Summary: If moving engine vm due to big score diff, should migrate instead of shutdown/startup
Product: [oVirt] ovirt-hosted-engine-ha Reporter: Yedidyah Bar David <didi>
Component: RFEsAssignee: Martin Sivák <msivak>
Status: CLOSED WONTFIX QA Contact: Ilanit Stein <istein>
Severity: unspecified Docs Contact:
Priority: unspecified    
Version: 2.0.0CC: bugs, didi, msivak, stirabos
Target Milestone: ---Flags: rule-engine: planning_ack?
rule-engine: devel_ack?
rule-engine: testing_ack?
Target Release: ---   
Hardware: Unspecified   
OS: Unspecified   
Whiteboard:
Fixed In Version: Doc Type: Bug Fix
Doc Text:
Story Points: ---
Clone Of: Environment:
Last Closed: 2016-03-02 15:52:45 UTC Type: Bug
Regression: --- Mount Type: ---
Documentation: --- CRM:
Verified Versions: Category: ---
oVirt Team: Infra RHEL 7.3 requirements from Atomic Host:
Cloudforms Team: --- Target Upstream Version:
Embargoed:

Description Yedidyah Bar David 2016-03-02 15:43:06 UTC
Description of problem:

$subject. I see this in agent.log:

MainThread::ERROR::2016-02-23 15:12:17,511::states::385::ovirt_hosted_engine_ha.agent.hosted_engine.HostedEngine::(consume) Host didi-box1.home.local (id 3) score is significantly better than local score, shutting down VM on this host

Briefly looked at the code, can't see that we try to migrate.

Comment 1 Martin Sivák 2016-03-02 15:52:45 UTC
This behavior is intentional. Big score difference might mean that the network is slow or the host is too loaded and it would take too long time to safely migrate the VM. So we shut it down and restart it on different node.

Comment 2 Yedidyah Bar David 2016-03-03 06:29:22 UTC
Thanks for the explanation.

Is there an official way to prevent that?
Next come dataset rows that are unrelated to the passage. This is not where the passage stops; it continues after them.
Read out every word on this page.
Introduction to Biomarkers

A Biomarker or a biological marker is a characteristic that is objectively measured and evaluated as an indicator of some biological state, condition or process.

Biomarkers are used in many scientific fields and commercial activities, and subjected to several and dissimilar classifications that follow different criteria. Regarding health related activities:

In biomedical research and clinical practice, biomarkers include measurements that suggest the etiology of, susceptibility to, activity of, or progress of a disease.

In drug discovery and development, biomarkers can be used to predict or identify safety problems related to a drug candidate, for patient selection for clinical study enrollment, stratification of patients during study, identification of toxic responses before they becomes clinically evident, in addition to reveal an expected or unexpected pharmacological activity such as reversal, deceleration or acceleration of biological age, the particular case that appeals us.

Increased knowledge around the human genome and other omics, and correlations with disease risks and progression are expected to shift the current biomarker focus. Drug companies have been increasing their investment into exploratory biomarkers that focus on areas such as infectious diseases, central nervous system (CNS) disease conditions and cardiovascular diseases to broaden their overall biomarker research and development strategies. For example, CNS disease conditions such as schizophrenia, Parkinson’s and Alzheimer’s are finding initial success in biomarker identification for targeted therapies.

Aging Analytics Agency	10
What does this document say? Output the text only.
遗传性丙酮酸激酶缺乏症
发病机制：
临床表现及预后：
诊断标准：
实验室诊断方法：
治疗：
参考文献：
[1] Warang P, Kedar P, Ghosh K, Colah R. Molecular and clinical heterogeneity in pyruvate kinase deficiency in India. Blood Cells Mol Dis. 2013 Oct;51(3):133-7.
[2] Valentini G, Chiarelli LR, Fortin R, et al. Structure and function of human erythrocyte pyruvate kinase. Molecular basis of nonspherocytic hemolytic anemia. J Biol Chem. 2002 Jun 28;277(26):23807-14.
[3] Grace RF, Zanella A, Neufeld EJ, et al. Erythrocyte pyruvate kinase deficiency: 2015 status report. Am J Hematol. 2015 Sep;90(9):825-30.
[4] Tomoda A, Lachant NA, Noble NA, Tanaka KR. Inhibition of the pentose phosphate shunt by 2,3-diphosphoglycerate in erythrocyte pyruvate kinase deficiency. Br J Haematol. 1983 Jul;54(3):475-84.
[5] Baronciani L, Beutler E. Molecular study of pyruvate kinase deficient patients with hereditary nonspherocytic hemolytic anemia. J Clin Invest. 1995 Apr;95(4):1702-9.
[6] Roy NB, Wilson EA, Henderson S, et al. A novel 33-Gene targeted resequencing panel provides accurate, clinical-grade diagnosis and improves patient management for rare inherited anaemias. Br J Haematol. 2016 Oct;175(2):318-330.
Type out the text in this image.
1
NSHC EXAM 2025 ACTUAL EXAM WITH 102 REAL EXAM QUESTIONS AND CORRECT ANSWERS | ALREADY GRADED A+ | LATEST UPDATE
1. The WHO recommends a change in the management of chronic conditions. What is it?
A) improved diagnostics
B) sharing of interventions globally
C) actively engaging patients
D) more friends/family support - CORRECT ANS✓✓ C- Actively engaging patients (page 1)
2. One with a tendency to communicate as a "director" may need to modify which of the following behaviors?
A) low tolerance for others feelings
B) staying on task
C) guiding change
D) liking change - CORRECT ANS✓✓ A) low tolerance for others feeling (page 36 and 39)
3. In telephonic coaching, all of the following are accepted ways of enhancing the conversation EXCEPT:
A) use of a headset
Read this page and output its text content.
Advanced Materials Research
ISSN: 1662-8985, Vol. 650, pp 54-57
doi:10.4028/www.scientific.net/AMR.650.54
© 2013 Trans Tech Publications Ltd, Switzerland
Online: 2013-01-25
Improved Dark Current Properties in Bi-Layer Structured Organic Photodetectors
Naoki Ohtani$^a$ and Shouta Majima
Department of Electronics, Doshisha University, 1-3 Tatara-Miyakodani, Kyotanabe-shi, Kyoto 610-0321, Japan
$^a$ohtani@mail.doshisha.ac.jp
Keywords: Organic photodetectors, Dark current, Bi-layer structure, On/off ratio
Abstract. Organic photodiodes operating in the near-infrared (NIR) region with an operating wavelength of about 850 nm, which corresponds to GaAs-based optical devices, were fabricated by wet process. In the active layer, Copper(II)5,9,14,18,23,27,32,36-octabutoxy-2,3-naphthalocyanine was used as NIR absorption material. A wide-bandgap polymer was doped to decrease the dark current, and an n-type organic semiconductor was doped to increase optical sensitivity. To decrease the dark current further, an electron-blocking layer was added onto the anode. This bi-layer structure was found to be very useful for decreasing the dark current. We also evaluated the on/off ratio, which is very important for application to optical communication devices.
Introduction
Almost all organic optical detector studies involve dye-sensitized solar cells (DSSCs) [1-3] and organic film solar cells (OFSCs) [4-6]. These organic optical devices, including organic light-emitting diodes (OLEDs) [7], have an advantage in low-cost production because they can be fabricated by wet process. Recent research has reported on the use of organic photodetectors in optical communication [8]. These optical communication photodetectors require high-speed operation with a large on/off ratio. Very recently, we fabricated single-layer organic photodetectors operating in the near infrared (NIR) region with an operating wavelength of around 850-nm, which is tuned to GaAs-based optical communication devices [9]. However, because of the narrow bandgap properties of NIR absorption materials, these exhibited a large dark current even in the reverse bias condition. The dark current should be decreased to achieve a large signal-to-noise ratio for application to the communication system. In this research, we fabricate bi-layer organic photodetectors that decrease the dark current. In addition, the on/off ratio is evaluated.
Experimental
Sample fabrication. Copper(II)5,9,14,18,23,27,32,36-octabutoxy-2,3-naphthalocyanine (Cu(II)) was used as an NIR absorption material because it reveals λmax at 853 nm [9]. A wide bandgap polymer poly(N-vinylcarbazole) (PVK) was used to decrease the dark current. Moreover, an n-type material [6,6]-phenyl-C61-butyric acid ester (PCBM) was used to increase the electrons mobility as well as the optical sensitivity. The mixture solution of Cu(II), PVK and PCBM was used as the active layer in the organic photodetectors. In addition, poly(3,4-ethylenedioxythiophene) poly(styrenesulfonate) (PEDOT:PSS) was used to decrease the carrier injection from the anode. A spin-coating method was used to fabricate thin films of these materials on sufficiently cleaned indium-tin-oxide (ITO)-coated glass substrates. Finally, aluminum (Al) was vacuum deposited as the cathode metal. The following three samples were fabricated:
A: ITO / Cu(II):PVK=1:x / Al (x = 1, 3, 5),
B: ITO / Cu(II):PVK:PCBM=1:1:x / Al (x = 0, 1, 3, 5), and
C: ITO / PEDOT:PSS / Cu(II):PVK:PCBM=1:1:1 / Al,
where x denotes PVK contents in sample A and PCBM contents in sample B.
In particular, when upgrading the first host in a 3.5 cluster to 3.6, this will always happen, as the new host will have score 3400 and the 3.5 ones 2400. I'd find it pretty harsh for a vm do go down if the only reason is that a host was upgraded...

Comment 3 Martin Sivák 2016-03-03 10:49:29 UTC
Sure, put the cluster into global maintenance. That will disable all automation during the upgrade.